To handle multiple strings in the longest common substring problem, dynamic programming can be extended to a multidimensional array. This array helps store the common substrings for each pair of strings, and the results can then be combined.

BFS guarantees finding the shortest path in an unweighted graph because it explores nodes in _______ order.

  • Increasing
  • Lexicographical
  • Non-decreasing
  • Non-increasing
BFS guarantees finding the shortest path in an unweighted graph because it explores nodes in increasing order. As it systematically traverses nodes level by level, the first time a node is encountered, it is reached through the shortest path.

Explain why binary search is more efficient than linear search for large datasets.

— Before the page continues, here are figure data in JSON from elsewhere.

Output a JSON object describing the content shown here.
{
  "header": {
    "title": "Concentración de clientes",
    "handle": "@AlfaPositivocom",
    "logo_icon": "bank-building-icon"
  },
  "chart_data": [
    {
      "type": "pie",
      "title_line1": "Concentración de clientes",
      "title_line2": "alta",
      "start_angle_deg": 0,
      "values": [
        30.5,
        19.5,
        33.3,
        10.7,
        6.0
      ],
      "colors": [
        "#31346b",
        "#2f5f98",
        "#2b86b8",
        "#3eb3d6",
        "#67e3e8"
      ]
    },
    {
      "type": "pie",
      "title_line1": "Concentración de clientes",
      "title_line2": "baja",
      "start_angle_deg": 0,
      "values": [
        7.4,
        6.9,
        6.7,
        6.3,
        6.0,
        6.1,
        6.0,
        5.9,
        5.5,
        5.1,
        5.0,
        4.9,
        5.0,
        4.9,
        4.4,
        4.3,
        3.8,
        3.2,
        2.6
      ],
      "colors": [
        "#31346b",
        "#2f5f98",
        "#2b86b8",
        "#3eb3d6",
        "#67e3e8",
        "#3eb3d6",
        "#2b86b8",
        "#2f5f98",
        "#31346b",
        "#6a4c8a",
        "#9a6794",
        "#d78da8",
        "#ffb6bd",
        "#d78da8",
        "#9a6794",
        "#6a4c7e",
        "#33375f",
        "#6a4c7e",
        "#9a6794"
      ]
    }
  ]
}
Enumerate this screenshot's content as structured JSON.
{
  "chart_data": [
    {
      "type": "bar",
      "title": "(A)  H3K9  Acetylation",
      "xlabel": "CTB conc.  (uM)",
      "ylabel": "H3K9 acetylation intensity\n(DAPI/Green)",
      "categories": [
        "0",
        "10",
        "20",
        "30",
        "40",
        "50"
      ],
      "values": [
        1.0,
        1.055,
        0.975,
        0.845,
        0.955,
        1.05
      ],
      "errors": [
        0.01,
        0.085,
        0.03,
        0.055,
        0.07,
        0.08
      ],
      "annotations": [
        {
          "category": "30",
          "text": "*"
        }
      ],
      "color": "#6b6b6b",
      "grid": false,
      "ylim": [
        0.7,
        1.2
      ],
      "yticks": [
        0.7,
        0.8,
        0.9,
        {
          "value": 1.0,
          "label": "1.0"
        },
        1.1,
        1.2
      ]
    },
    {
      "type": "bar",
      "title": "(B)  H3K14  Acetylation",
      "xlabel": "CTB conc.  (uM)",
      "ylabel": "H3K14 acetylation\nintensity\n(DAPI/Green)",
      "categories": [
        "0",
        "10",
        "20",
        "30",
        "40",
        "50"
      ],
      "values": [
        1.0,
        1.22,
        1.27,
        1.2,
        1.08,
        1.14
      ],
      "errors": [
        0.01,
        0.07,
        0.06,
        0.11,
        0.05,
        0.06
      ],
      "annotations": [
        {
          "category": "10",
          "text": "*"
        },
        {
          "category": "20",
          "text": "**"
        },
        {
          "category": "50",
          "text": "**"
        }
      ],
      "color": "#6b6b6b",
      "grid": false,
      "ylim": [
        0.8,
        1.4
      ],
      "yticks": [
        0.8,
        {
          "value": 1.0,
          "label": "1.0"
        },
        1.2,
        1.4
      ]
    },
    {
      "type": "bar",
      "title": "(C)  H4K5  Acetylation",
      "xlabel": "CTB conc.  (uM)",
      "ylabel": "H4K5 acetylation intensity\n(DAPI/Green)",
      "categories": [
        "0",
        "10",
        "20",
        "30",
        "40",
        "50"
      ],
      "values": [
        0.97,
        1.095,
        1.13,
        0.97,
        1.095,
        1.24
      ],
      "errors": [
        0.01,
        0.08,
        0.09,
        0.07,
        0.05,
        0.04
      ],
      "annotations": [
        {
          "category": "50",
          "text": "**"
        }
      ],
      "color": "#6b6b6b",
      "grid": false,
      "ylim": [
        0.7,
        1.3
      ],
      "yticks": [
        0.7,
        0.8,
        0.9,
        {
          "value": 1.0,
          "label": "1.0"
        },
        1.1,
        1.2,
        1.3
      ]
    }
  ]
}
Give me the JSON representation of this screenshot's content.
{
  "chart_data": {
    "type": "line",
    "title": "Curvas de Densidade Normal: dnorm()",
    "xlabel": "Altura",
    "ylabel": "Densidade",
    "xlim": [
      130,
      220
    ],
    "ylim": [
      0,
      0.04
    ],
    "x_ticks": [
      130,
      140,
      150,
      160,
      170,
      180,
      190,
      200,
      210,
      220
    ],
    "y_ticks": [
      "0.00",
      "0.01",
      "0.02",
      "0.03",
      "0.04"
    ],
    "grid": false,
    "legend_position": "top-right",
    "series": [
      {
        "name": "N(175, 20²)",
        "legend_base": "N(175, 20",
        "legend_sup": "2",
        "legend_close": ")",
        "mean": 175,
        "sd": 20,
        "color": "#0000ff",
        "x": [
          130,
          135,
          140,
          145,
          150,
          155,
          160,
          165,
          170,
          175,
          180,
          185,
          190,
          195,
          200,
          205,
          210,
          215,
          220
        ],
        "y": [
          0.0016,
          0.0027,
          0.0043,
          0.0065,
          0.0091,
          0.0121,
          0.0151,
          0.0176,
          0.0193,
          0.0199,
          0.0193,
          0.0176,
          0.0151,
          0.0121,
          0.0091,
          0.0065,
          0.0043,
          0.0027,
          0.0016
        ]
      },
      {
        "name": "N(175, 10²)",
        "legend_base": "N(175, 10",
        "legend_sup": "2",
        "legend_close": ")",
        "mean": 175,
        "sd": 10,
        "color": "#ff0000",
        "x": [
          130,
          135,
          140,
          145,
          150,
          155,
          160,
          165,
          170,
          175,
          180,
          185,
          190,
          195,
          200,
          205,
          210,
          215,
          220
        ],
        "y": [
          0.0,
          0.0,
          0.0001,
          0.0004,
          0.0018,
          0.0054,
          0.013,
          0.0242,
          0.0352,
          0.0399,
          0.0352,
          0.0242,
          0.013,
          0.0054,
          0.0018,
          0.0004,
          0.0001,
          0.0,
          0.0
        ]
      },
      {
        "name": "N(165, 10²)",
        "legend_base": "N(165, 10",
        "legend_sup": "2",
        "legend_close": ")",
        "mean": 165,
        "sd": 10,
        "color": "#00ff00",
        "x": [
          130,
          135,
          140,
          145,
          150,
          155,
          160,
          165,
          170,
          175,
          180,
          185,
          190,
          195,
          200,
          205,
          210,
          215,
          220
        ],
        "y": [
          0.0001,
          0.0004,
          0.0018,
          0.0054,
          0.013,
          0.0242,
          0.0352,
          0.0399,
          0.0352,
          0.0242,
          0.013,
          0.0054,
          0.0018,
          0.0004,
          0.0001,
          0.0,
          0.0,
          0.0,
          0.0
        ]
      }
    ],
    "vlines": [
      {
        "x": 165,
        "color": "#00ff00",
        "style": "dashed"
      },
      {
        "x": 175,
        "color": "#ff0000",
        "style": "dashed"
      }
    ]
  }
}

  • Binary search always finds the element in the first comparison
  • Binary search can only be used with small datasets
  • Binary search divides the search space in half at each step, reducing the time complexity to O(log n)
  • Linear search has a time complexity of O(n^2)
Binary search is more efficient for large datasets because it divides the search space in half at each step, resulting in a time complexity of O(log n), which is significantly faster than linear search (O(n)).

Merge sort is a _______ sorting algorithm that follows the _______ strategy.

  • Bubble
  • Divide and Conquer
  • Dynamic Programming
  • Greedy
Merge sort is a Divide and Conquer sorting algorithm that follows the Divide and Conquer strategy. It recursively divides the array into two halves, sorts them, and then merges them back together.